Damaged and the Saint (Damaged #7)

The tenderness in her voice sent a chill through me. For the next few minutes, we fell into silence. Harlow was no doubt thinking about what she shared and how saying the words hadn’t killed her. Her gaze was softer now and I enjoyed the feel of it on me.

By the time the doctor arrived and declared her free to go, Harlow was plotting how to get her parents to agree with her decision to stay with me. I considered helping her plot. After all, I was a manipulative guy. Instead, I kept my mouth shut.

While Harlow was young, she was strong enough to stand on her own. Despite her capabilities, I insisted on carrying her to the SUV as an excuse to hold her close. I was exhausted after a long night and needed my dreamcatcher to keep the demons at bay.





Chapter Nine ~ Harlow


Saint carried me from the SUV to the porch of my house. Saying nothing, he set me down, handed my backpack to me, and left. The guy wasn’t about pointless chatter. I had a decision to make. He gave me my choices. The next step was up to me.

Limping into the house, I heard my parents talking in the kitchen. They only wanted the best for me. Tad and Toni Todds took me in when I was a mess. My family was dead and I was addicted to heroine. My body battered and my mind nearly destroyed, I wasn't sure I wanted to live anymore. Thinking back, I only stayed alive to repay Vaughn for what he gave up by saving me.

Stronger now, I wasn’t that lost girl anymore. With Saint’s help, I could be even stronger, but I didn’t know if my family could understand.

When I entered the kitchen, my parents looked up in unison and stared at me. I saw the questions in their eyes, but they remained silent. Even when they saw me limping, they said nothing.

“Twisted my knee running.”

“Are you okay?” Mom asked, struggling not to panic. “Want me to get an icepack?”

“I’m good. I need to talk to you. Is now a bad time?”

My parents looked at each other and shared a silent conversation. I waited for them to finish while I limped to the fridge to get a glass of sweet tea. When I returned, Dad and Mom had their game faces on.

“What’s up?” Mom asked breezily.

“Saint wants me to stay with him while he’s in town.”

“No,” Dad said immediately, game face replaced by fiercely protective dad face.

“It’s not a sexual thing.”

“Sure.”

“Let’s hear her out,” Mom said then added, “So when we say no, it’ll seem more reasonable.”

My temper insisted I challenge my parents, yet my love for them said to let the comment go. “Saint is like no one I’ve ever met and he pushes me to face things like no one else does.”

“He might be messing with you,” Dad said quietly. “Men like him have the power over life and death. It can get them twisted until they enjoy playing mind games on people.”

“Saint isn’t playing with me. I don’t know how I can explain it to you, but he shared things with me that a man playing games wouldn’t share.”

My mom opened her mouth to ask what things, but likely realized I wouldn’t spill his secrets.

“I was raped,” I said.

They both tensed, thinking I meant by Saint. Logically they knew I wouldn’t protect a bastard who hurt me.

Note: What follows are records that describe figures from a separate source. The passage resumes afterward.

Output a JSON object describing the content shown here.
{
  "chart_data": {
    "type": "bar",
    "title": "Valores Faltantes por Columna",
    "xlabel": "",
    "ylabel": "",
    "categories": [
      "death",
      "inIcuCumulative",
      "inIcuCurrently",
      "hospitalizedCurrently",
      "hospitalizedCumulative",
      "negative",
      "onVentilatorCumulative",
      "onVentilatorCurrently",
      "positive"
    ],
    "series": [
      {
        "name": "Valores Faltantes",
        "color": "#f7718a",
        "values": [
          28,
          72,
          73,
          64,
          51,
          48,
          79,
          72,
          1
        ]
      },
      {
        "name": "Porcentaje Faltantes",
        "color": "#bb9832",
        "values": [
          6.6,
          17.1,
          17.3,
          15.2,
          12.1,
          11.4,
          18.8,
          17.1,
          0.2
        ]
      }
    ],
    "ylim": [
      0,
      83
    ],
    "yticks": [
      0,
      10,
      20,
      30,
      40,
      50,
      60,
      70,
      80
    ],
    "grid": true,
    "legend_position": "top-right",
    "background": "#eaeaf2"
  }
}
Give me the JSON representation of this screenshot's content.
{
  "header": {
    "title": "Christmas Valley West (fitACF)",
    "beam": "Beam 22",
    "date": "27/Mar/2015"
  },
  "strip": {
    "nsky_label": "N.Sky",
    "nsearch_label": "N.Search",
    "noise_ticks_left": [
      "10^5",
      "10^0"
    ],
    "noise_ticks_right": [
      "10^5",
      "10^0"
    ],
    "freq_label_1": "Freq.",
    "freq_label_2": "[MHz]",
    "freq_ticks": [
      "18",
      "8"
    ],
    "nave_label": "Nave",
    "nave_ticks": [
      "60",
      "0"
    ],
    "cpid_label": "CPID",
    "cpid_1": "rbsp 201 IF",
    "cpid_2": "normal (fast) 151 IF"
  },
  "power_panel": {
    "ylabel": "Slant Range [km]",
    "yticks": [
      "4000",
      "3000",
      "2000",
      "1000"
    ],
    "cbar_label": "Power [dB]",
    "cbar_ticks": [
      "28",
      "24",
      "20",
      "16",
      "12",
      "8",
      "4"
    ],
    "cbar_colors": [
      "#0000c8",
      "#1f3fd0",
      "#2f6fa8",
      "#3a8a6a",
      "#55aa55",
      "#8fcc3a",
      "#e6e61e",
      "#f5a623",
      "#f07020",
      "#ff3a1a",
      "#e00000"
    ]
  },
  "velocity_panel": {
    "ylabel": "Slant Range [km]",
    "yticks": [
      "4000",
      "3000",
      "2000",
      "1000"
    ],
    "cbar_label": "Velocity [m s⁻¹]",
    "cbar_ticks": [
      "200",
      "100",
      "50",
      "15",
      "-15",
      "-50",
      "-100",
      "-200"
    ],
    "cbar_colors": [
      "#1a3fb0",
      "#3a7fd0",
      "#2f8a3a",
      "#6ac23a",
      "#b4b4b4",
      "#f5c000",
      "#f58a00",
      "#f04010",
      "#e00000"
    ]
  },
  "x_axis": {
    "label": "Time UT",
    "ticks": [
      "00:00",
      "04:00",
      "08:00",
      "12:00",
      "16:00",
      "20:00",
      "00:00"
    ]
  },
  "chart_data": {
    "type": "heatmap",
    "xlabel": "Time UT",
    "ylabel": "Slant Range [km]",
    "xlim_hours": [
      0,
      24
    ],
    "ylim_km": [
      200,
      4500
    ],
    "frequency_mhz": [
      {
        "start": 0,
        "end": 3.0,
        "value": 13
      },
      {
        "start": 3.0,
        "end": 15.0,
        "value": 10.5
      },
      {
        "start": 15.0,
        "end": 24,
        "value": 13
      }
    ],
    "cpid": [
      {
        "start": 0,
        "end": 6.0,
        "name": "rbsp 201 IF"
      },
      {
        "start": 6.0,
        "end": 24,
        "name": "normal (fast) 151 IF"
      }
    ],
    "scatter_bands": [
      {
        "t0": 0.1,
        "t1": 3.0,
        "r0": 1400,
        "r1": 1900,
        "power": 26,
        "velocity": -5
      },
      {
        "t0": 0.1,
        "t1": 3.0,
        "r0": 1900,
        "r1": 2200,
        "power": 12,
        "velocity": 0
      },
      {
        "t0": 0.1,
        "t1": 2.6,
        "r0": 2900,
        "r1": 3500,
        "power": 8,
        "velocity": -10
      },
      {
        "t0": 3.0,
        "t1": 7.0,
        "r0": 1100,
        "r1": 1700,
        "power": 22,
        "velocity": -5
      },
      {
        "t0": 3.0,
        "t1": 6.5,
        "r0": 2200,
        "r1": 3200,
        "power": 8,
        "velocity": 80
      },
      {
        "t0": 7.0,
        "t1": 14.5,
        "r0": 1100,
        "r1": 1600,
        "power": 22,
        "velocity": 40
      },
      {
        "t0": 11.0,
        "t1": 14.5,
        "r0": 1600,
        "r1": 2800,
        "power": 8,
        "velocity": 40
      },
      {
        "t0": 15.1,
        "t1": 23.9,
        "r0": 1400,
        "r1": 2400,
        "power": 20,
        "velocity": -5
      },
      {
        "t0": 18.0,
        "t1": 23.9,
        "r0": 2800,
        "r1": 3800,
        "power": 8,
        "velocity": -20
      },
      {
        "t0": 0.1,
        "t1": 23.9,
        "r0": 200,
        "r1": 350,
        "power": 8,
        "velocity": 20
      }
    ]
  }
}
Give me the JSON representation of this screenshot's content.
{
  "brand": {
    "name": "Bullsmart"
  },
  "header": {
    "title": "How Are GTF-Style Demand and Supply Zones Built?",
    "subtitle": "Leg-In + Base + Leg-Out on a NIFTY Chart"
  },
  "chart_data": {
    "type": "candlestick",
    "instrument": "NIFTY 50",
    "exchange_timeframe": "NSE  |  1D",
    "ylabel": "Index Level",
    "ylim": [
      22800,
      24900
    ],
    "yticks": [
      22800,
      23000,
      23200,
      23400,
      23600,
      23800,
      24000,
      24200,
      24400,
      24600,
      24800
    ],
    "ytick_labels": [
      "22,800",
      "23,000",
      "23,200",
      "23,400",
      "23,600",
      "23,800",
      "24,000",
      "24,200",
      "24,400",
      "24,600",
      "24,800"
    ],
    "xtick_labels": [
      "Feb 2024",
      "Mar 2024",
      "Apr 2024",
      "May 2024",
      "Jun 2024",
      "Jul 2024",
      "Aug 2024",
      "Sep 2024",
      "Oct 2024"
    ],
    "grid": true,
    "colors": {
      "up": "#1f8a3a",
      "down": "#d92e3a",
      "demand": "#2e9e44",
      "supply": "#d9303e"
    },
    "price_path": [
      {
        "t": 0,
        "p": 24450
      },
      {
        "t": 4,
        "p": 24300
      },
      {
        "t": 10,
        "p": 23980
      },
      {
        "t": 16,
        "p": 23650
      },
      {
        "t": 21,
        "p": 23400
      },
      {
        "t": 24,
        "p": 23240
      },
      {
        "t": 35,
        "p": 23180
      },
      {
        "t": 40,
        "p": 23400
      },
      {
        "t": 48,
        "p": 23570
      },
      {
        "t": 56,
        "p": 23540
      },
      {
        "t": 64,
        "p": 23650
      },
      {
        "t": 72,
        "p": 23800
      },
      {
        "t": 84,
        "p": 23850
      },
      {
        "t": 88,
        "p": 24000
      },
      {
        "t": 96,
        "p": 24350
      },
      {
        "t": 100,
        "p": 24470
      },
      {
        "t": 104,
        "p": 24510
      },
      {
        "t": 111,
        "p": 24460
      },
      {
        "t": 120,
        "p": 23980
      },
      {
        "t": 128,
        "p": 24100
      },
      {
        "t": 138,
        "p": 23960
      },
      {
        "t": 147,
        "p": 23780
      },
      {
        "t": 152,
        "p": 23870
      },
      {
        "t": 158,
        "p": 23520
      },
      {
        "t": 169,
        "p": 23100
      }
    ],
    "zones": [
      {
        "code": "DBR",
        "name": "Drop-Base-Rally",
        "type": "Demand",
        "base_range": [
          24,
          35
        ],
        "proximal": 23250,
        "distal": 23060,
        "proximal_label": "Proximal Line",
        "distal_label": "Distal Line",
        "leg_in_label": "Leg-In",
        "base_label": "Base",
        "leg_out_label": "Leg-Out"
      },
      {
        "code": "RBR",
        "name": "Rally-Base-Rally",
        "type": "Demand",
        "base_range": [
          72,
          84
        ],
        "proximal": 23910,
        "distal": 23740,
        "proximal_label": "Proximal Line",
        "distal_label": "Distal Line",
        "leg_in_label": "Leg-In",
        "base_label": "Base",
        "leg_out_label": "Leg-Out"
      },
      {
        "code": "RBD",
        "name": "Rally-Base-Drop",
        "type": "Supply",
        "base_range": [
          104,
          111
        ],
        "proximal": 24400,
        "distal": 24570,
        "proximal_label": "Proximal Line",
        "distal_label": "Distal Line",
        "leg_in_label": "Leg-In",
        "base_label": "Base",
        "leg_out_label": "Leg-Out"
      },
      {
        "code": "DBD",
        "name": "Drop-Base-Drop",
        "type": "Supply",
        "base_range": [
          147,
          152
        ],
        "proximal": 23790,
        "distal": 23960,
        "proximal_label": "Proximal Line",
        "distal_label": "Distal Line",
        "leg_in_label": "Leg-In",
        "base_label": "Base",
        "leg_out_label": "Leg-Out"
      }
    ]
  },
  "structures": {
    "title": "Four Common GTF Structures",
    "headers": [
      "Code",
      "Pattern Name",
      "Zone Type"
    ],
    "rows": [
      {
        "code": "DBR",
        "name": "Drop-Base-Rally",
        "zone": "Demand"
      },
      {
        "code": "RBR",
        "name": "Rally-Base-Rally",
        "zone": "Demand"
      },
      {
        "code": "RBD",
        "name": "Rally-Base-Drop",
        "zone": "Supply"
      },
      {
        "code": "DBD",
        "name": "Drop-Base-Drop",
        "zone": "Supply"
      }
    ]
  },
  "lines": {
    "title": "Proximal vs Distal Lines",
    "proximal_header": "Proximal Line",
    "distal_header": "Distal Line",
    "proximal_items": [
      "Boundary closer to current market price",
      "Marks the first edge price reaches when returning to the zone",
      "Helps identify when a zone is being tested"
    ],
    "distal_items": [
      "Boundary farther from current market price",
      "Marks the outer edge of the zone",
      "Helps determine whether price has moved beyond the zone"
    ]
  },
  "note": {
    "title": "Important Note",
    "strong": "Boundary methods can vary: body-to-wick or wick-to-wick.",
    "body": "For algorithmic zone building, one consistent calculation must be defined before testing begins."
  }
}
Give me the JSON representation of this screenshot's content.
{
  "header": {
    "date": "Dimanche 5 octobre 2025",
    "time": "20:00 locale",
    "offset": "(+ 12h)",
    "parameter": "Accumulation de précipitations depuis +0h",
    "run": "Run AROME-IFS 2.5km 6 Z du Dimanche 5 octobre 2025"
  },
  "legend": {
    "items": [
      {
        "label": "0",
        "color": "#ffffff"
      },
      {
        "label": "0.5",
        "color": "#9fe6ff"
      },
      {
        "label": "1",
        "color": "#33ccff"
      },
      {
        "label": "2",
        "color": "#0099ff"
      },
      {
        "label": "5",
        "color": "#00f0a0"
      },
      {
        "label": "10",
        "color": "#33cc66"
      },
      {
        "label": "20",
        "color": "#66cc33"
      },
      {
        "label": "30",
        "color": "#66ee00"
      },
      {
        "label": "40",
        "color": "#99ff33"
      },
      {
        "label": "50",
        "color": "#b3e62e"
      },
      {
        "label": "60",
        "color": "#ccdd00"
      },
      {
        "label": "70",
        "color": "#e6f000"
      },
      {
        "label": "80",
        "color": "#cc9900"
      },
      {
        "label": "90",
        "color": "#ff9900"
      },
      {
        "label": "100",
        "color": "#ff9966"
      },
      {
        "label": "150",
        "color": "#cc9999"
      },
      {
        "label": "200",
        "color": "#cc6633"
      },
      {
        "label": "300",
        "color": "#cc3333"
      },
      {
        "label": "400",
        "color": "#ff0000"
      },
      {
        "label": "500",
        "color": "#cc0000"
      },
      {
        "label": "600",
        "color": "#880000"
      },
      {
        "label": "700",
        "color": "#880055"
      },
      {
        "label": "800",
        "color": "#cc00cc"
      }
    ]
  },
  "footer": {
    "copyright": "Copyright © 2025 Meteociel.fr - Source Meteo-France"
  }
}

“Saint helped me say that without wanting to hide for the rest of the day in my room. I don’t know how, but he inspires me to face things. I even told him how I hurt my knee and I never told any of my therapists that. I know it doesn’t make sense, but I want to stay with him. He gets me and knows how to push me, but he doesn’t push too hard. I wish I could explain better. I just can’t give up this chance. He’s only in town for like a week.”

“Are you asking to stay with him or telling us you’re doing it?” Dad asked in his scary father voice.

“Both.”

Sighing, Dad leaned back. “You know how we feel. I guess I could threaten Saint with what’ll happen if he hurts you, but I doubt he’d be impressed.”

“Why does he want you to stay with him?” Mom asked. “What does he get out of it, if it’s not sexual?”

“Small towns make him restless. For whatever reason, he likes me and I entertain him. I think it’s the part where I tried to kick his ass.”

“You know nothing about this guy,” Dad pointed out, not giving into the idea easily.

“I knew nothing about Vaughn either. He was a big scary stranger who saved me and brought me to you. When he showed up in Ellsberg, did you think he was a good man? Probably not. People think all kinds of stuff about you, Dad. Either you’re soft because you’re a pastor or you’re a thug because you’re in the club. Mom, you know people talked crap about Dad when you first met.”

“This isn’t really the same thing.”

“How do you figure? Saint could have hurt me in the woods when I freaked out on him. He just blocked my crap moves and waited until I was done being weird. Instead of thinking I was a loser, he offered to train me. In a few hours with him, I already feel stronger than I have after all those years in therapy. I’m doing this.”